Como já era de se esperar, houve um destaque ao próprio país no discurso de Bolsonaro com a palavra “Brasil” como elemento central da nuvem (PIMENTEL, 2018). Em um discurso bastante defensivo, Bolsonaro destacou o Brasil sob aspectos de grandeza (mais e maior) e afirmou que, sob seu governo, o Brasil trabalha por valores e princípios alinhados à Organização das Nações Unidas: liberdade e paz.

Quando nos dedicamos a ouvir o discurso completo, chama a atenção o tempo destinado à questão ambiental. Embora o meio ambiente tenha sido um assunto periférico desde 1985, as incisivas críticas à gestão Bolsonaro justificariam essa ênfase em 2019 e agora em 2020. Desta vez, o tema apareceu sob inúmeras palavras e expressões na nuvem como “meio ambiente”, “floresta” e “proteção”.

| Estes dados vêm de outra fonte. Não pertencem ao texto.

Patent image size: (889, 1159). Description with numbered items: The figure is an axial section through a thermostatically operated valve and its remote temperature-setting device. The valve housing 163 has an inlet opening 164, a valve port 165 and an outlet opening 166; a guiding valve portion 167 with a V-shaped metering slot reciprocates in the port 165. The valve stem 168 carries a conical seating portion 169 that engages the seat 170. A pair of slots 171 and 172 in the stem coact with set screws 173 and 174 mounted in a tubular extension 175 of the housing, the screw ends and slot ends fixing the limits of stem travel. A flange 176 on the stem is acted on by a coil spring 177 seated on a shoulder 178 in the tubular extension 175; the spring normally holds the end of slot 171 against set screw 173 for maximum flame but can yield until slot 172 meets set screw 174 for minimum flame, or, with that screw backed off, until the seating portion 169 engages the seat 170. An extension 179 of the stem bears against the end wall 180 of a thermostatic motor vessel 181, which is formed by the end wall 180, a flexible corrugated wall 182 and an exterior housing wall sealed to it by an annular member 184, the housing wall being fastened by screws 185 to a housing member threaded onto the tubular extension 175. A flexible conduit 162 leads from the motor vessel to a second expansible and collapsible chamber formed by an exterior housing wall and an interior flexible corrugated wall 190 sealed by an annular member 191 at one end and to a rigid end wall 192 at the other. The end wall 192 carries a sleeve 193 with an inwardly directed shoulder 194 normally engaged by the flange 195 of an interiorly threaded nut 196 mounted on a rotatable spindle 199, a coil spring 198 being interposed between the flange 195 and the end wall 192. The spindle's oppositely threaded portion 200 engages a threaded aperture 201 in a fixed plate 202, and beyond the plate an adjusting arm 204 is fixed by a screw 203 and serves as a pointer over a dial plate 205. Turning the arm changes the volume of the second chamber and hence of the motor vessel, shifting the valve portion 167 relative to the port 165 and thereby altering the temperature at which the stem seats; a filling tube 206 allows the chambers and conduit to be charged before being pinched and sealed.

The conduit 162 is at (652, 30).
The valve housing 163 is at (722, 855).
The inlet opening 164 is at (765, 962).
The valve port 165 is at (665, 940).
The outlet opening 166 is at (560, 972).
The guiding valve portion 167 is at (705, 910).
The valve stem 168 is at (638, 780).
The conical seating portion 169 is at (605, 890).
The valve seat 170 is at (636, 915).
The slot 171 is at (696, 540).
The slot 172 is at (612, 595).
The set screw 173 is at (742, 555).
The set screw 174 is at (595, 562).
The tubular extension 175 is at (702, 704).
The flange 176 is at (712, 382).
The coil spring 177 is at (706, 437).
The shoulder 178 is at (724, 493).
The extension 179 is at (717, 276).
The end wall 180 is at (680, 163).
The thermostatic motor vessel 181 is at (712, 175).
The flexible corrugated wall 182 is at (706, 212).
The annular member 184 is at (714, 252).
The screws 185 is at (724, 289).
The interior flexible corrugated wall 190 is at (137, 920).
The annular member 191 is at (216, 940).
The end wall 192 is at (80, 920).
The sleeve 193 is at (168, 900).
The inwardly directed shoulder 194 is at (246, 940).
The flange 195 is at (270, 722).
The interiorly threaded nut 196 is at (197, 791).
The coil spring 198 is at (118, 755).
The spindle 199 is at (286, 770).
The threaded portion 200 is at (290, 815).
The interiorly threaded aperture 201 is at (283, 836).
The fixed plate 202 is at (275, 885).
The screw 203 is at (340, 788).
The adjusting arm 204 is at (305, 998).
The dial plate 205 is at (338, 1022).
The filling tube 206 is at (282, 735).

Vale destacar que Bolsonaro relaciona a flora brasileira ao agronegócio, pois palavras como “economia”, “alimentar”, “campo” e “produção” surgiram a reboque de uma dita preservação do meio ambiente. Na verdade, isso não é nenhuma novidade, pois recentemente o ministro do Meio Ambiente Ricardo Salles havia defendido que “porque só fala de COVID e (era o momento de) ir passando a boiada e mudando todo o regramento e simplificando normas”.

Paradoxalmente, o Brasil de Bolsonaro é um país injustiçado por campanhas “aproveitadoras e impatrióticas”. Para ele, embora esteja fazendo tantas coisas pela sua população em meio à pandemia de COVID-19 e contribuindo tanto para o mundo em termos de direitos humanos, liberdade, desenvolvimento e paz, o Brasil seria uma vítima “de uma das mais brutais campanhas de desinformação sobre a Amazônia e o Pantanal”.

Quem dera não houvesse inúmeras incoerências relacionadas ao tema no discurso de Bolsonaro, que essa fosse apenas uma campanha de desinformação e que a floresta brasileira não estivesse ardendo em chamas. A resposta da pergunta do título pode ficar com você, leitora ou leitor: o Brasil de Bolsonaro é um Brasil incompreendido ou incoerente?

 

 

[1] Pedro Chapaval Pimentel é Mestre em Comunicação pelo PPGCOM (UFPR) e Doutorando em Administração no PPGADM (UFPR). Membro do Grupo de Pesquisa Comunicação Eleitoral, desenvolve suas pesquisas sobre comunicação política e governamental e estratégias de marketing.

 

Referências:

PIMENTEL, Pedro; PANKE, Luciana. Discursos diplomáticos: objeto de pesquisa da Comunicação Política? Intercom, Revista Brasileira de Ciências da Comunicação, v. 43, n. 2, p. 53-71, 2020. https://doi.org/10.1590/1809-5844202023

PIMENTEL, Pedro. Qual Brasil os representantes brasileiros levam para as Nações Unidas? Os discursos diplomáticos na abertura da Assembleia Geral (1985-2017). Dissertação de Mestrado (Programa de Pós-Graduação em Comunicação). Universidade Federal do Paraná. Curitiba, 2018.